I read of this incident as a relatively young child, perhaps eight or ten, in one of the first of many anthologies of sea mysteries, tragedies, shipwrecks, etc. which I have read over the years.
Admiral George Tryon commanded a squadron of British ships and was in the process of putting on a display of maneuvers. He had two lines of ships lined up in parallel and instructed that they were to turn in to each other and come around heading in the opposite direction in parallel with one another again, but now much closer together.
His watch officers questioned whether the distances were sufficient for such a maneuver but he dismissed their concerns and they obeyed their orders despite their misgivings.
The HMS Camperdown and the HMS Victoria, leading their respective lines, turned in towards one another. The distances were indeed insufficient and the Camperdown rammed the Victoria with the latter ship sinking within half an hour with the loss of more than half her crew; 358 men including Admiral Tryon who elected to remain at his post saying "It's all my fault."
I had never heard of the Royal Marines playing a particular role in this disaster so am not sure what Kipling is referencing but am guessing that this is the incident (rather than some other HMS Victoria) to which he is referring given that the ballad was written close to the time of the tragedy.
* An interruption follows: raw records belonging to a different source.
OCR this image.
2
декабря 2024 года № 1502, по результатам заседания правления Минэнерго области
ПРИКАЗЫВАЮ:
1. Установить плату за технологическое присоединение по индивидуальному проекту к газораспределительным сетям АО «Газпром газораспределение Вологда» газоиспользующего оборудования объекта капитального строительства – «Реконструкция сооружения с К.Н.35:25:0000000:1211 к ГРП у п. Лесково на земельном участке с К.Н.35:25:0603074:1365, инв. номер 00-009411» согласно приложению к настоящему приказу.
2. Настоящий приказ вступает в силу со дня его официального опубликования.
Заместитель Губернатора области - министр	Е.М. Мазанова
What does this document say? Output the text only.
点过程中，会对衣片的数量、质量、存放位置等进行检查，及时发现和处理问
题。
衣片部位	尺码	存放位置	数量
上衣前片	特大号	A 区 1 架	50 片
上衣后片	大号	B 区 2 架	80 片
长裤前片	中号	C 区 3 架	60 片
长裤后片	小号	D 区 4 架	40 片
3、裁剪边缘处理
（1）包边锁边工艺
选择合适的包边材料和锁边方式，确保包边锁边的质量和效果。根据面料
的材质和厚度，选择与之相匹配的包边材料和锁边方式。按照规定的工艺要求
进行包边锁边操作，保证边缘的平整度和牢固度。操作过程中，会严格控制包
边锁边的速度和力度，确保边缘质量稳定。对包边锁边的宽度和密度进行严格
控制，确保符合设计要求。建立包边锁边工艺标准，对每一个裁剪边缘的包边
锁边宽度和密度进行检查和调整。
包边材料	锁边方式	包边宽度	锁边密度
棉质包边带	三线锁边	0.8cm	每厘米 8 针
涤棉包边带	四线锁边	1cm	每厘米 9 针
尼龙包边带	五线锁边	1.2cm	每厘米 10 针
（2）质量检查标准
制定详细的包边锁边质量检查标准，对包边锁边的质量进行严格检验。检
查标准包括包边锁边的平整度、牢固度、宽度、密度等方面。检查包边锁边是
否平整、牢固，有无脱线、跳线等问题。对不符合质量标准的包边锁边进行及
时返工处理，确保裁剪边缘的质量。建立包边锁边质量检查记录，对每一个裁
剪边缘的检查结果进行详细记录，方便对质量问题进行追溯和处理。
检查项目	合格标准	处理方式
The wreck of the HMS Victoria was discovered by divers three years ago. Uniquely, the ship rests in a perpendicular position above the sea floor as reported at that time in the Cyber Diver News Network.
There is also a memorial to the Victoria in Portsmouth in the UK.
There is also a Wikipedia article on the incident.
A footnote to the sinking is that the one of the survivors was the executive officer, the second-in-command, of the HMS Victoria, John Jellicoe. Jellicoe later became Admiral and commanded the British fleet at the classic clash of battleships, the Battle of Jutland in World War I. Later in the war he became the First Sea Lord of the entire British navy.